There was no record with Child Services; nobody had ever called to report his family. But he did not come to school bruised or bloody, just unkempt and sullen. So he had slipped through the cracks in his sporadic schooling.

In his late adolescence, he attended a few semesters at a nearby junior college and spooked his teachers with his unblinking stare. Most of his classes were science-related, two were psychology, and the coursework proved to be over his head. The only time he spoke was to argue about questions he missed on homework and exams, convinced he was right even when shown incontrovertible evidence that he was wrong. A former biology teacher described him as impossible to instruct since he already knew the answers to everything. He was so far behind that he thought he was in front. Macdonald saw nothing wrong in arguing all through a lecture period and attending office hours to continue with more of the same. Though his tone was tight with fury, his face was as emotionless as a wall.

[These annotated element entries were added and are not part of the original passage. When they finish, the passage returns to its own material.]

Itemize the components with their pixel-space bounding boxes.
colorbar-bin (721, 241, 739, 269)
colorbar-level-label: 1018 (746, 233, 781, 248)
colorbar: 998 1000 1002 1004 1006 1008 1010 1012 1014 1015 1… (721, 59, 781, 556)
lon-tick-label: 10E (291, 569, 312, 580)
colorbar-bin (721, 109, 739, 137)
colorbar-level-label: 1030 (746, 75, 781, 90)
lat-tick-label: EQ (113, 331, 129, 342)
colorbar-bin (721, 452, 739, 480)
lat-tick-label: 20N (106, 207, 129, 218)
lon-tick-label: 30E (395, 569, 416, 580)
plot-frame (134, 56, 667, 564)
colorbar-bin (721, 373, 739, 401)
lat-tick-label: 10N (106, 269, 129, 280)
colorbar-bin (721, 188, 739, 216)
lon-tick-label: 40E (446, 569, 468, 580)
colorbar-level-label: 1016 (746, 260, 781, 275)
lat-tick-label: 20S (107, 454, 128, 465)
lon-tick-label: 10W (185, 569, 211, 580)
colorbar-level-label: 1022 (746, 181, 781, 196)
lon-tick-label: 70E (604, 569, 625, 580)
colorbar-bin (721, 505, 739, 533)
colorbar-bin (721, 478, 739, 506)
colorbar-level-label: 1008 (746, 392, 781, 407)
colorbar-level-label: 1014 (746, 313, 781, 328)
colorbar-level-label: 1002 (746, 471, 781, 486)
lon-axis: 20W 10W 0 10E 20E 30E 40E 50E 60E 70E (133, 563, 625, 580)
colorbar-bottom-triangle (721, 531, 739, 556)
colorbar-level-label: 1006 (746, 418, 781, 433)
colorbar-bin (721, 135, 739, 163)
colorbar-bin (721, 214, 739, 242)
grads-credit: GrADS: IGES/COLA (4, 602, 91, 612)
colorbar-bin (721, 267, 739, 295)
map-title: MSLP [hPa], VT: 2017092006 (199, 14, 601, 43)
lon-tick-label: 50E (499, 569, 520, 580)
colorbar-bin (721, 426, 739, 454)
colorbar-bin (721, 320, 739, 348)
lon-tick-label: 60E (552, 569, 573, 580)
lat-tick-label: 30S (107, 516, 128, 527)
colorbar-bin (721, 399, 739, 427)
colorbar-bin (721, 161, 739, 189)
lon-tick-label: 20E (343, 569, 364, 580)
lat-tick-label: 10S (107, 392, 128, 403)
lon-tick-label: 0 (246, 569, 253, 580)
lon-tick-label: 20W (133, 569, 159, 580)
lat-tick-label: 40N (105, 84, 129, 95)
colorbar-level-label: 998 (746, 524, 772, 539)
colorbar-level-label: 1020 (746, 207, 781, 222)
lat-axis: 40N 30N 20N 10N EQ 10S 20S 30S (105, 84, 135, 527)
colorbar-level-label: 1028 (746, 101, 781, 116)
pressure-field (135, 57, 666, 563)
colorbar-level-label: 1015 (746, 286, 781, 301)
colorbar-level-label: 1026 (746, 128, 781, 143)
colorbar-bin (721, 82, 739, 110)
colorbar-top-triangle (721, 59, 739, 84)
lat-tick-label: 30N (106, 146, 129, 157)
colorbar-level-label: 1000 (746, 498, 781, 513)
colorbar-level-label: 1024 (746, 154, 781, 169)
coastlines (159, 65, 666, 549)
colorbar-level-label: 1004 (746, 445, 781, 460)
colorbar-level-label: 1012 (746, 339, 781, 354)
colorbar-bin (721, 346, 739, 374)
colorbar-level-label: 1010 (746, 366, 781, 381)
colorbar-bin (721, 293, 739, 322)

It sounded like his narcissism had come to an ugly head by this point. I couldn’t figure out why he had bothered to go to college at all. Thwarted by one teacher after another refusing to recognize his genius, the school staff suspected he was behind the hundreds of hang-up calls they received all semester. He had argued at the start of each term with the poor souls in administration too, since they would not promote him to the math class of his choice without him taking and passing the placement exam first. Since he refused to take the test or start in general math, finding the very suggestion an insult to his intelligence, he ended up taking no math classes at all in his short time there.